What are your thoughts and opinions on this topic?

Option 1 will not work at low speed due to a singularity in the definition of slip. During simulation artificial divergence will be introduced. In the past this seems to have been dealt with via damping equations, or by using a fake model at low speeds. If using a fake model it would probably be smart to lerp the results of the fake model with the model using slip around the point where slip begins to diverge, in order to avoid simulation jumps when swapping code paths.

I actually clamp it at low speeds. It seems to work fine for me.

Option 1 will not work at low speed due to a singularity in the definition of slip. [...]

... or you may use a definition of slip that doesn't have such problem. There are several definitions of slip out there. Nothing forces you to use the one that most appears when searching on internet.

Like Brian Beckman's vector definition? I'm a bit new to this topic so if you have links or names of references it would be greatly appreciated.

Does this work well?

slip_ratio = (w["angular velocity"] * w["radius"] - w["speed"].y) / abs(w["speed"].y) * 100
slip_angle = math.degrees(math.atan(-w["speed"].x / abs(w["local speed"].y + w["angular velocity"] * w["radius"])))

I do a check.

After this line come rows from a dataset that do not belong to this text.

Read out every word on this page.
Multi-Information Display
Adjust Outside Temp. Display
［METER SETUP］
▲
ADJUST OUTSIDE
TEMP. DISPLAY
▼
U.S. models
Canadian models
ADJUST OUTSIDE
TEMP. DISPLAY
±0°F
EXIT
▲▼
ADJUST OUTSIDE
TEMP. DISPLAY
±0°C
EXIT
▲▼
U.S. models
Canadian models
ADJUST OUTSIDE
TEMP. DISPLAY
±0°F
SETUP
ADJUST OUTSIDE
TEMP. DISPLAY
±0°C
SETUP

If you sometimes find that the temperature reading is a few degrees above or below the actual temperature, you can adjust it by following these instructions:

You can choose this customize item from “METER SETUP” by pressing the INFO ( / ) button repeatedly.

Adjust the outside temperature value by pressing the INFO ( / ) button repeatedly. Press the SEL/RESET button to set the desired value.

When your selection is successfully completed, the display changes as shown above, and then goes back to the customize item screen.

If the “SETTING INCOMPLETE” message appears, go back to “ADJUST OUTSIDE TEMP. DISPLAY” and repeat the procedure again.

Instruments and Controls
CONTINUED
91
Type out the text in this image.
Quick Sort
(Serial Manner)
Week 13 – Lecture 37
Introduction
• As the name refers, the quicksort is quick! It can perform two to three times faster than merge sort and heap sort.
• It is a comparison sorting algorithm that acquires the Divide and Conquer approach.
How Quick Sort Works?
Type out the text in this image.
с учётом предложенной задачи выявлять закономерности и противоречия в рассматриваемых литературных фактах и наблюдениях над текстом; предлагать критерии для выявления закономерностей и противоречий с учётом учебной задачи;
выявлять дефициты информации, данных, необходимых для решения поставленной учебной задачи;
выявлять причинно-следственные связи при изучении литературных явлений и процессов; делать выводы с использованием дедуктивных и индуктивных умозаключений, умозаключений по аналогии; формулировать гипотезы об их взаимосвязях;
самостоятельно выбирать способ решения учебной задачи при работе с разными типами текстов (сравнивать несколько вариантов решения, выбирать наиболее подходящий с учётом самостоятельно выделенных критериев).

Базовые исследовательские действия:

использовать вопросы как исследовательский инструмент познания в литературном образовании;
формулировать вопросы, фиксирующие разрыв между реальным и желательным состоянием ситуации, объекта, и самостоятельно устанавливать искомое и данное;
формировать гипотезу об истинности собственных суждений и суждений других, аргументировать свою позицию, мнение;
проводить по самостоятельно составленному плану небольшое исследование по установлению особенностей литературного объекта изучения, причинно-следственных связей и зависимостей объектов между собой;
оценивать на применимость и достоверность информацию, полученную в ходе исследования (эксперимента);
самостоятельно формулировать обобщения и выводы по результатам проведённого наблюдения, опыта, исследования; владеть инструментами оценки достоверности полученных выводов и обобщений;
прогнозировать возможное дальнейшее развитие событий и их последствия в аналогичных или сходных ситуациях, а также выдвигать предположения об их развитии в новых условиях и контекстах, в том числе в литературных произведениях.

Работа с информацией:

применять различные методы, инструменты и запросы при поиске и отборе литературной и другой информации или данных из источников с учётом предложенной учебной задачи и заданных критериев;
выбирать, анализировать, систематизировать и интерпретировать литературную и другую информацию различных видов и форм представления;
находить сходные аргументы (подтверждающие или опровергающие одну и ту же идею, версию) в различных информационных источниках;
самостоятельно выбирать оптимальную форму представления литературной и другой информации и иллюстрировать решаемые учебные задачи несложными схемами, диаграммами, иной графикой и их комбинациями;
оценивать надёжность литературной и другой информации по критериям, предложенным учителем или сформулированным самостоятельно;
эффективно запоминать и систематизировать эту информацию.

If the w["speed"].y != zero, than I do the equation. Elseway if w["angular velocity"] != 0 than I've got a constant '0' number which I use(e.g. 1000 slip ratio * sign(w['angular velocity'])). Elseway it's 0. Similar principle works in slip angle(where the max angle in divergent case is 0 at no sideways motion and 90 * sign(w["speed"].x) at some sideways motion.

However, can you suggest a better method?